VanderMeers fruchtbarste Schöpfung ist die Stadt Ambergris (bzw. Ambra), in der ein Großteil seiner Romane und Geschichten angesiedelt sind, darunter auch City of Saints and Madmen (2001), eine Sammlung von ursprünglich vier Erzählungen, die 2002 und 2004 um einen ausführlichen Anhang (inklusive einer riesigen Bibliographie ambraischer Literatur) und zwei weitere Geschichten erweitert wurde (auf der letzten Version basiert auch die deutsche Übersetzung, Stadt der Heiligen und Verrückten (2005)). Ambergris flimmert zwischen archaischer (es gibt kaum nennenswerte Technologie) und moderner Metropole (mitsamt Cafés, Kunstszene, Anwaltskanzleien), die ehemals einheimischen Grauhüte wurden allerdings verdrängt und können höchstens aus dem Untergrund zurückschlagen. Mit seiner Sammlung verschiedenster Textgattungen und den umfangreichen Materialien, die auch typographisch ansprechend aufbereitet sind, wird City of Saints and Madmen zu einem Gesamtkunstwerk, das vor Merkwürdigkeiten strotzt und sich seinen Platz als eines der Flaggschiffe des New Weird mehr als verdient hat.

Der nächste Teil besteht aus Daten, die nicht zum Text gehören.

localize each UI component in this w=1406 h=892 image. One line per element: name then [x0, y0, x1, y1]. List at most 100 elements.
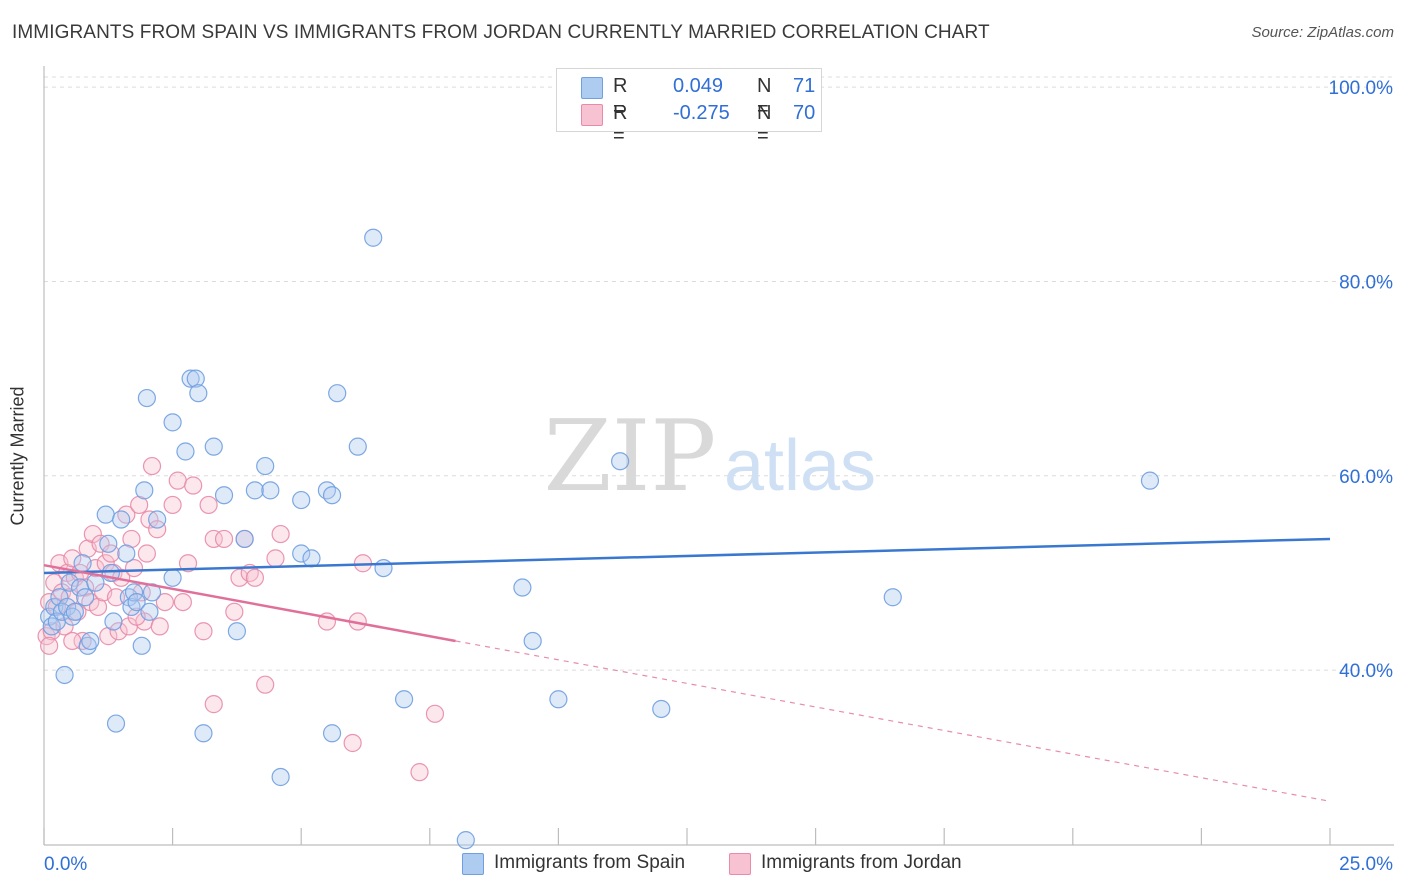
jordan-swatch	[581, 104, 603, 126]
watermark-atlas: atlas	[724, 426, 876, 506]
spain-point	[181, 369, 200, 388]
jordan-point	[266, 549, 285, 568]
watermark: ZIP atlas	[544, 400, 876, 514]
spain-point	[52, 602, 72, 621]
spain-point	[364, 228, 383, 247]
series-spain-points	[40, 228, 1160, 850]
spain-point	[204, 437, 223, 456]
spain-point	[194, 724, 213, 743]
jordan-point	[230, 568, 249, 587]
jordan-point	[271, 524, 290, 544]
legend-r-label: R =	[613, 102, 628, 147]
spain-point	[106, 714, 126, 733]
spain-point	[227, 622, 246, 641]
jordan-trend-line	[43, 563, 456, 643]
jordan-point	[83, 524, 102, 544]
spain-point	[322, 724, 342, 743]
spain-point	[127, 592, 146, 612]
jordan-point	[225, 602, 244, 621]
spain-swatch	[462, 853, 484, 875]
legend-r-value: 0.049	[673, 75, 724, 97]
spain-point	[271, 767, 290, 787]
spain-point	[652, 699, 671, 719]
x-tick-label: 25.0%	[1339, 854, 1393, 875]
spain-point	[1140, 471, 1160, 490]
spain-swatch	[581, 77, 603, 99]
jordan-point	[178, 554, 198, 573]
spain-point	[245, 481, 265, 500]
spain-point	[163, 568, 182, 587]
y-tick-label: 60.0%	[1339, 467, 1393, 488]
spain-point	[549, 690, 568, 709]
jordan-point	[204, 529, 223, 549]
y-tick-label: 100.0%	[1329, 78, 1394, 99]
jordan-point	[199, 495, 218, 515]
spain-point	[117, 544, 136, 563]
spain-point	[883, 588, 902, 607]
jordan-point	[140, 510, 159, 529]
legend-label-spain: Immigrants from Spain	[494, 852, 686, 873]
spain-point	[132, 636, 151, 655]
jordan-point	[194, 622, 213, 641]
jordan-point	[150, 617, 169, 636]
spain-point	[63, 607, 82, 626]
legend-n-value: 71	[793, 75, 816, 97]
trend-lines	[43, 537, 1331, 802]
spain-point	[99, 534, 118, 553]
spain-point	[302, 549, 321, 568]
spain-point	[163, 413, 182, 432]
spain-point	[317, 481, 337, 500]
legend-r-value: -0.275	[673, 102, 730, 124]
legend-label-jordan: Immigrants from Jordan	[761, 852, 962, 873]
spain-point	[76, 588, 95, 607]
spain-point	[456, 831, 475, 850]
jordan-point	[142, 456, 162, 476]
legend-n-value: 70	[793, 102, 816, 124]
jordan-point	[106, 588, 126, 607]
chart-title: IMMIGRANTS FROM SPAIN VS IMMIGRANTS FROM…	[12, 22, 990, 43]
spain-point	[55, 665, 74, 685]
spain-point	[81, 631, 100, 651]
spain-point	[78, 636, 97, 655]
spain-point	[140, 602, 159, 621]
spain-point	[189, 384, 208, 403]
spain-point	[235, 529, 254, 549]
y-axis-label: Currently Married	[7, 386, 28, 526]
jordan-point	[168, 471, 187, 490]
jordan-point	[214, 529, 234, 549]
axes	[43, 66, 1394, 846]
jordan-point	[148, 520, 167, 539]
spain-point	[523, 631, 542, 651]
spain-point	[42, 617, 61, 636]
jordan-point	[124, 558, 144, 578]
spain-point	[137, 388, 156, 408]
jordan-swatch	[729, 853, 751, 875]
spain-point	[148, 510, 167, 529]
jordan-point	[184, 476, 203, 495]
jordan-point	[63, 631, 82, 651]
spain-point	[348, 437, 367, 456]
spain-point	[176, 442, 195, 461]
spain-point	[65, 602, 84, 621]
spain-point	[135, 481, 154, 500]
spain-point	[50, 588, 69, 607]
source-label: Source: ZipAtlas.com	[1251, 24, 1394, 41]
jordan-trend-extension	[455, 640, 1331, 802]
legend-n-label: N =	[757, 102, 772, 147]
spain-point	[292, 544, 311, 563]
jordan-point	[117, 505, 136, 524]
jordan-point	[40, 636, 59, 655]
spain-point	[292, 490, 311, 510]
jordan-point	[256, 675, 275, 694]
spain-point	[96, 505, 115, 524]
spain-trend-line	[43, 537, 1331, 575]
spain-point	[328, 384, 347, 403]
jordan-point	[63, 549, 82, 568]
jordan-point	[163, 495, 182, 515]
jordan-point	[155, 592, 174, 612]
x-tick-label: 0.0%	[44, 854, 87, 875]
series-legend: Immigrants from Spain Immigrants from Jo…	[0, 852, 1406, 878]
watermark-zip: ZIP	[544, 400, 717, 514]
jordan-point	[137, 544, 156, 563]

Finch von Jeff VanderMeerJeff VanderMeer ist mit Shriek: An Afterword (2006, dt. Shriek (2008)) nach Ambergris zurückgekehrt, einem Roman, der die Geschichte zweier Geschwister erzählt, die schon in City of Saints and Madmen ihre Aufwartung gemacht haben. Auch Finch (2009) eröffnet ein weiteres Kapitel der Stadtgeschichte, diesmal in Form eines Noir-Krimis.
Als Herausgeber ist VanderMeer zwar schon seit den 90ern tätig, richtig große Wogen haben aber vor allem seine jüngeren Projekte geschlagen, die er zusammen mit seiner Frau Ann VanderMeer auf die Beine gestellt hat, unter anderem die Anthologie Steampunk (2008). Auf seinem Blog Extatic Days scheut er nicht vor Genre-Kritik und anderen kontroversen Themen zurück und ist sich nicht zuletzt auch dadurch zu einer Persönlichkeit geworden, die aus der Phantastik-Szene nicht mehr wegzudenken ist.